7 - Modify rewrite_text.txt. The left side of ==> is the string literal to be replaced. The right side is the string literal that replaces the left side. Ensure LF is used instead of CLRF for line breaks (required).
8 - Modify 3_rewrite_text.sh by updating $PROJECTS_ROOT and $REPLACE_TEXT (the former is the sanitization directory, the latter is the rewrite_text.file). Additionally, it is recommended to modify the git grep -i command to include keywords that are being filtered. It will return any matches that were missed during the replacement process.
9 - Run 3_rewrite_text.sh in BASH (e.g GitBash). The script will hit EVERY repository under $PROJECTS_ROOT.
10 - Run 4_compare_repos.sh in BASH (e.g GitBash) after modifying $PROJECTS_ROOT and $PROJECTS_ROOT_BACKUP (in-depth scan of historical files to see diffs between original and sanitized); It is also highly recommended to thoroughly test the sanitized repo(s) still function properly. Unit testing and use-case scenario testing should be performed.

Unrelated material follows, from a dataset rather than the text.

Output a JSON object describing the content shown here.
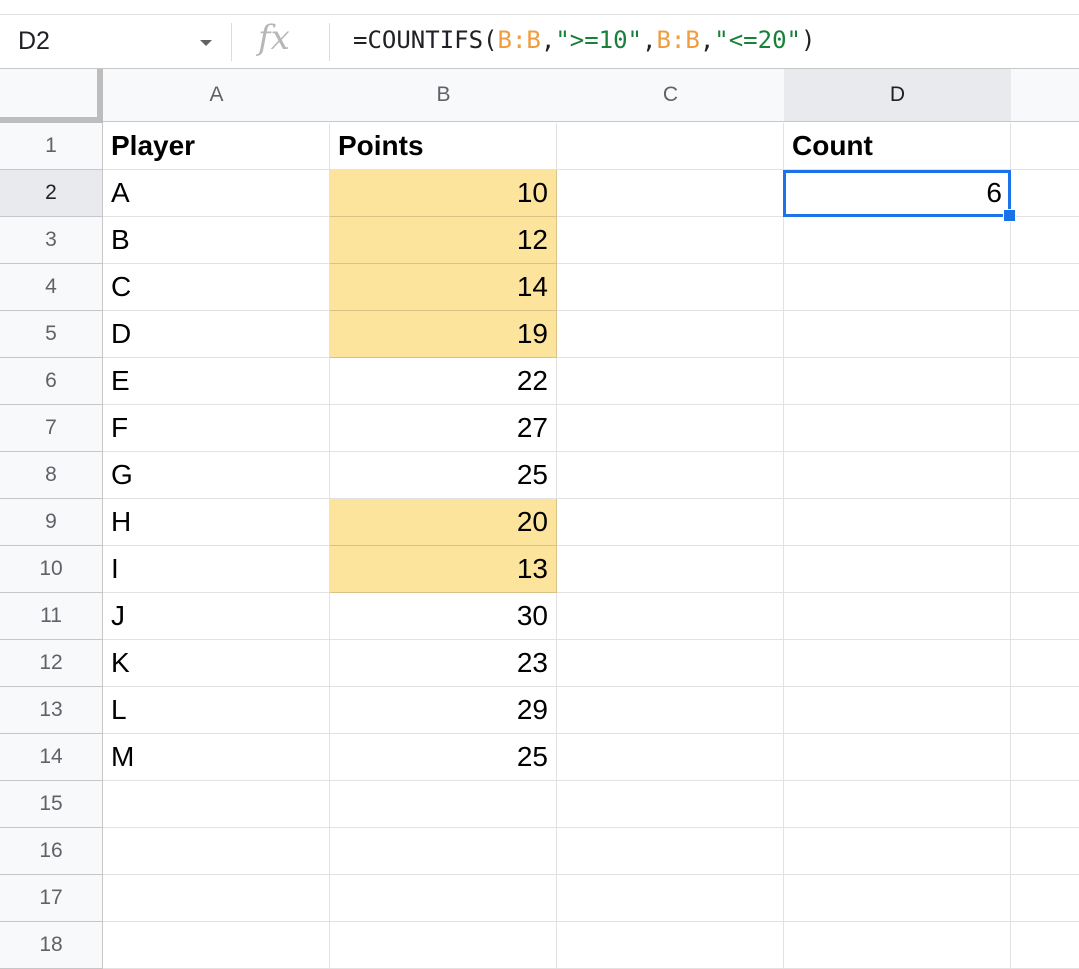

11 - During both the author rewrite and text rewrite stages, remote (origin) references are stripped from the repos. This is to protect the remote from accidental changes. 5_origin_reinstate.sh adds remotes back in for each repo. Start by updating $PROJECTS_ROOT. Next, ensure the folder containing each repo is named identically to the remote name. For example, if the remote is https://github.com/realasira/GitToolsSanitizeCommits then the local repository's containing folder should be named GitToolsSanitizeCommits.
WARNING: It is recommended to temporarily disable any kind of automatic remote pulls/fast-forwards that occur when using tools such as GitKraken. These tools will overwrite the sanitized local repositories if a pull happens.
12 - Run 5_origin_reinstate.sh in BASH (e.g. GitBash) OR manually add remotes.
13 - Modify 6_forcepush_all.sh by updating $PROJECTS_ROOT. On the remote repository(ies), disable force push and overwrite protections (ONLY once you are certain the sanitized version(s) are ready to overwrite the originals).
14 - THIS IS THE POINT OF NO RETURN. Run 6_forcepush_all.sh in BASH (e.g. GitBash). The local, sanitized repos are forcefully pushed onto the origin(s), overwriting them entirely.
15 - Validate the remote matches the local sanitized version. Reinstate rulesets and protections.
16 - Congratulations, you've bent git history to your will. May Linus nor your colleagues ever find out.